Now, all someone has to do to reach celebrity status is create their own YouTube channel.


The proliferation of social media has made fame — or rather, infamy — more accessible to the general public. Look at “Alex from Target,” for example. Before a teenage customer snapped a photo of the cashier and uploaded it to Twitter, he was just an average, 16-year-old Texas teenager. Within a week of his photo going viral online, he was fielding interviews from major news outlets like the New York Times and appearing on “Ellen.”


It’s easier than ever for someone to find the spotlight, through media platforms like YouTube, Twitter and Vine. Conversely, it’s harder than ever for celebrities to avoid the spotlight for the same reasons.


There are infinite examples of celebrities trying to shirk their fame, or at least hide from public scrutiny. Sia, the “Chandelier” singer who performs with her back facing the audience; Shia LaBeouf, who once donned a paper bag over his head bearing the message “#I AM NOT FAMOUS ANYMORE”; Demi Lovato, whose struggles with an eating disorder and self-harm forced herself to step back into the shadows for a period of rehabilitation; the list goes on and on. And yet their efforts to keep a low profile often backfire.


Celebrities are nothing new. But the idea of instant fame, or the way of someone’s private life being completely eclipsed by the demands of the public, is.
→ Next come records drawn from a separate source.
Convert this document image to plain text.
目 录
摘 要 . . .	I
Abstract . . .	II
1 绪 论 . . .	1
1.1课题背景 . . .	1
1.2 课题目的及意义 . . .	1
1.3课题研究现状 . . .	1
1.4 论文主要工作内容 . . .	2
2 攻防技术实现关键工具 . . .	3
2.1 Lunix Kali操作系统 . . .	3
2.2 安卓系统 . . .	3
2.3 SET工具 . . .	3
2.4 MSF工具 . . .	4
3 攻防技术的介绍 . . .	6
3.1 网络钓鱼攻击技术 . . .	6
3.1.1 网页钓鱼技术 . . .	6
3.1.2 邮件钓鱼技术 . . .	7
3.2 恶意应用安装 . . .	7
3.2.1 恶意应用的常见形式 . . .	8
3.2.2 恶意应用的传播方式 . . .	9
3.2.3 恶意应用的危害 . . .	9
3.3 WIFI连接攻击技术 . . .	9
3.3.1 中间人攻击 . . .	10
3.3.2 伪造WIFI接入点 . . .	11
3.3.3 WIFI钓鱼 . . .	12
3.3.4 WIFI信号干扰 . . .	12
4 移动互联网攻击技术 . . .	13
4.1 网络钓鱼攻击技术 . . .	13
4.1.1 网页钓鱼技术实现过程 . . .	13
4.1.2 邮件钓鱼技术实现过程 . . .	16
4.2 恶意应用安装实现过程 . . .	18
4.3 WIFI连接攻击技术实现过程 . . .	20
And it’s extremely dangerous.


We live in a world where private information is freely accessible, where hackers can seize intimate photos from Jennifer Lawrence’s iPhone and post them online for everyone to scrutinize, where breaking news of Lovato’s eating disorder becomes a public forum and allows people to make cruel comments about her appearance.
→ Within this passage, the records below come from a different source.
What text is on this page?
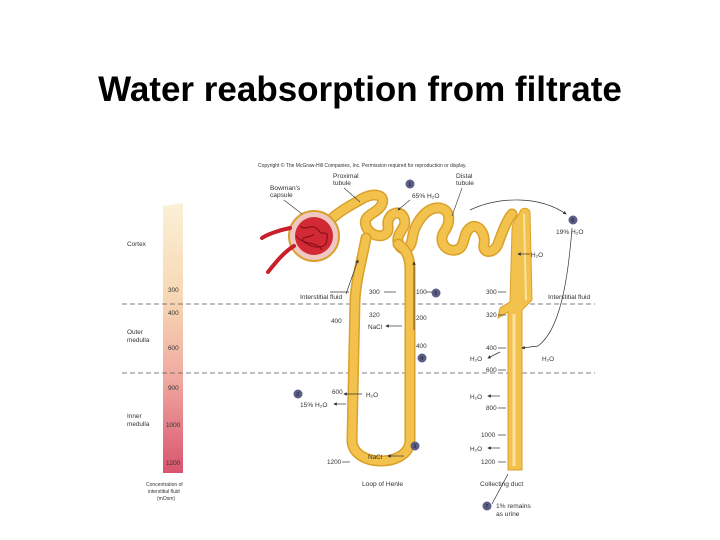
Water reabsorption from filtrate
Copyright © The McGraw-Hill Companies, Inc. Permission required for reproduction or display.
300
400
600
900
1000
1200
Concentration of
interstitial fluid
(mOsm)
Cortex
Outer
medulla
Inner
medulla
Bowman's
capsule
Proximal
tubule
Distal
tubule
Interstitial fluid	Interstitial fluid
Loop of Henle	Collecting duct
1
65% H₂O
2
15% H₂O
3
4
5
6
19% H₂O
7 1% remains
as urine
300
320
400
600
1200
100
200
400
300
320
400
600
800
1000
1200
H₂O
NaCl
NaCl
H₂O
H₂O	H₂O
H₂O
H₂O
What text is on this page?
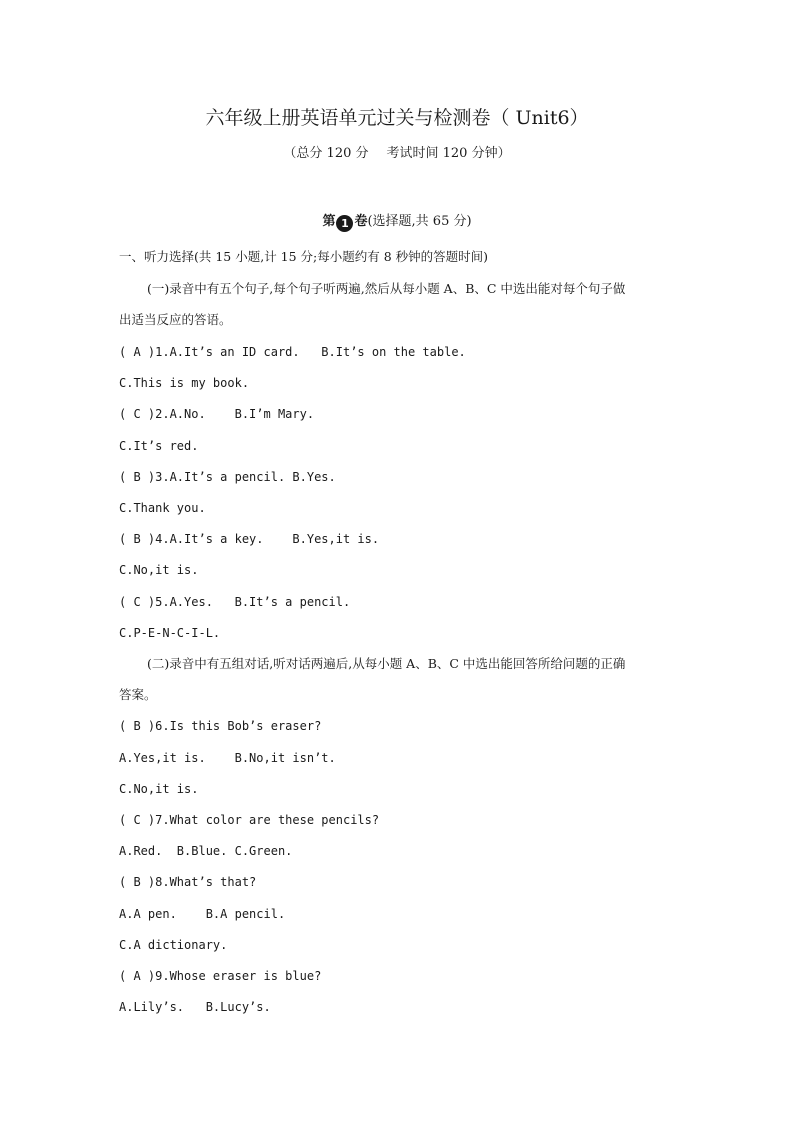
六年级上册英语单元过关与检测卷（ Unit6）
（总分 120 分 考试时间 120 分钟）
第 1 卷(选择题,共 65 分)
一、听力选择(共 15 小题,计 15 分;每小题约有 8 秒钟的答题时间)
(一)录音中有五个句子,每个句子听两遍,然后从每小题 A、B、C 中选出能对每个句子做
出适当反应的答语。
( A )1.A.It’s an ID card.   B.It’s on the table.
C.This is my book.
( C )2.A.No.    B.I’m Mary.
C.It’s red.
( B )3.A.It’s a pencil. B.Yes.
C.Thank you.
( B )4.A.It’s a key.    B.Yes,it is.
C.No,it is.
( C )5.A.Yes.   B.It’s a pencil.
C.P-E-N-C-I-L.
(二)录音中有五组对话,听对话两遍后,从每小题 A、B、C 中选出能回答所给问题的正确
答案。
( B )6.Is this Bob’s eraser?
A.Yes,it is.    B.No,it isn’t.
C.No,it is.
( C )7.What color are these pencils?
A.Red.  B.Blue. C.Green.
( B )8.What’s that?
A.A pen.    B.A pencil.
C.A dictionary.
( A )9.Whose eraser is blue?
A.Lily’s.   B.Lucy’s.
“Just because I’m a public figure, just because I’m an actress, does not mean that I asked for this,” Lawrence said in a November 2014 interview with Vanity Fair. “It does not mean that it comes with the territory.”


No wonder Sia wants to shield herself from the public eye.


While celebrities are public figures and subject to a lot of media attention, there is a fine line between free expression and an invasion of privacy.


Alex Lee, better known as “Alex from Target,” didn’t ask for attention. Fame was thrust upon him when his photo hit the internet and began wildly circulating.


“I’m kind of scared to go in public,” Lee told the New York Times in November. His sudden fame was overwhelming, unexpected and, quite simply, not always desirable. He would sometimes receive “death threats” via Twitter, and his family’s personal information, “including Social Security numbers, bank accounts and phone records,” were leaked online as well.


It’s natural for the public to latch onto a celebrity and to have a vested interest in both their public and private lives. But fame, while fleeting, is often cruel and unfairly revealing. The obsession with fame often leads to a breach of privacy and a breach of ethical conduct.